Newsvendor Problem: Computer Simulation and Analysis

Resource Overview

Computer simulation of the newsvendor problem with key parameters: %tm - predetermined simulation days per experiment cycle, %t - cumulative simulation days per experimental cycle, %z - newspaper order quantity, %z_opt - optimal order quantity, %g - upper bound for order quantity z, %s1 - cumulative loss value, %s_min - minimum loss value, %r - generates random sales quantity samples from probability distribution

Detailed Documentation

In this article, we will discuss the computer simulation of the newsvendor problem.

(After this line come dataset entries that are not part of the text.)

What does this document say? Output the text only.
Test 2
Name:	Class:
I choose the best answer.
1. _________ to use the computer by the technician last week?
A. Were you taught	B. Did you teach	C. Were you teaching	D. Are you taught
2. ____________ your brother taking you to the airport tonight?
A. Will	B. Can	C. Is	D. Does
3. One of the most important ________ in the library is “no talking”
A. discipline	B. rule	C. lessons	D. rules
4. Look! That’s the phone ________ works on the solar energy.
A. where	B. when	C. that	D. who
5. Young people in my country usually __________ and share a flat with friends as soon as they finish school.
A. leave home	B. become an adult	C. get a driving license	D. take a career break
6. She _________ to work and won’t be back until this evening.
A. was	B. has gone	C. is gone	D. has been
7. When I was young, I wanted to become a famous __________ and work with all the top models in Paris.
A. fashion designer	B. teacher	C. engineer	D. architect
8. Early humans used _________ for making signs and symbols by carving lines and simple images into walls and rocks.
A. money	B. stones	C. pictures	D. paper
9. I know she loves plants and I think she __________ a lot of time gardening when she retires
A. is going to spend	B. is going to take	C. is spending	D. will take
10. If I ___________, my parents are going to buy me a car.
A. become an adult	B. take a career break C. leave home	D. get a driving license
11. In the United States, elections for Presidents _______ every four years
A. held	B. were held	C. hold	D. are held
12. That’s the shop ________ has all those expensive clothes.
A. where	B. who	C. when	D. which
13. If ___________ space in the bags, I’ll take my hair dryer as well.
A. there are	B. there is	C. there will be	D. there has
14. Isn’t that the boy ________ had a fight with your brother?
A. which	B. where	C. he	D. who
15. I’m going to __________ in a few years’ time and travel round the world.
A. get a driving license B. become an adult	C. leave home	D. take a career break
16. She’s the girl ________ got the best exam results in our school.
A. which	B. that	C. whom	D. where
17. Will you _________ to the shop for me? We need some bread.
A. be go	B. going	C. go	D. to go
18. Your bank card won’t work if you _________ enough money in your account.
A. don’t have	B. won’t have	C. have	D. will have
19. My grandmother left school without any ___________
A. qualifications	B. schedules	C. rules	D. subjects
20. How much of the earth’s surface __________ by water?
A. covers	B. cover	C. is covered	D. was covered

To accomplish this, we need to consider the following key parameters and implementation aspects: - Predetermined simulation days per experimental cycle: This represents the fixed number of days simulated in each experiment run, typically implemented as a constant variable in the simulation code - Cumulative simulation days per experimental cycle: This tracks the total simulated days accumulated during an experiment, often maintained through incremental counter variables in the simulation algorithm - Newspaper order quantity: The decision variable representing the number of newspapers ordered, which can be optimized through iterative search algorithms - Optimal order quantity: The quantity that maximizes profit or minimizes loss, typically found using optimization techniques like gradient descent or exhaustive search within feasible bounds - Upper bound for order quantity z: The maximum allowable order quantity constraint, implemented as boundary conditions in the optimization algorithm - Cumulative loss value: The accumulated loss over simulation days, calculated by summing daily losses from overstocking or understocking - Minimum loss value: The smallest loss achieved during optimization, used as the stopping criterion for convergence in the simulation algorithm - Generation of random sales quantity samples from probability distribution: Implemented using random number generators with specified probability distributions (e.g., normal, Poisson) to simulate realistic demand patterns By computationally analyzing these factors, we can derive more accurate conclusions and identify optimal solutions. Therefore, when conducting computer simulations of the newsvendor problem, we must consider these parameters and their interrelationships to accurately model and predict scenarios, enabling the development of optimal inventory management strategies. The simulation typically involves Monte Carlo methods where random demand scenarios are generated and evaluated against different order quantities to determine the optimal inventory level.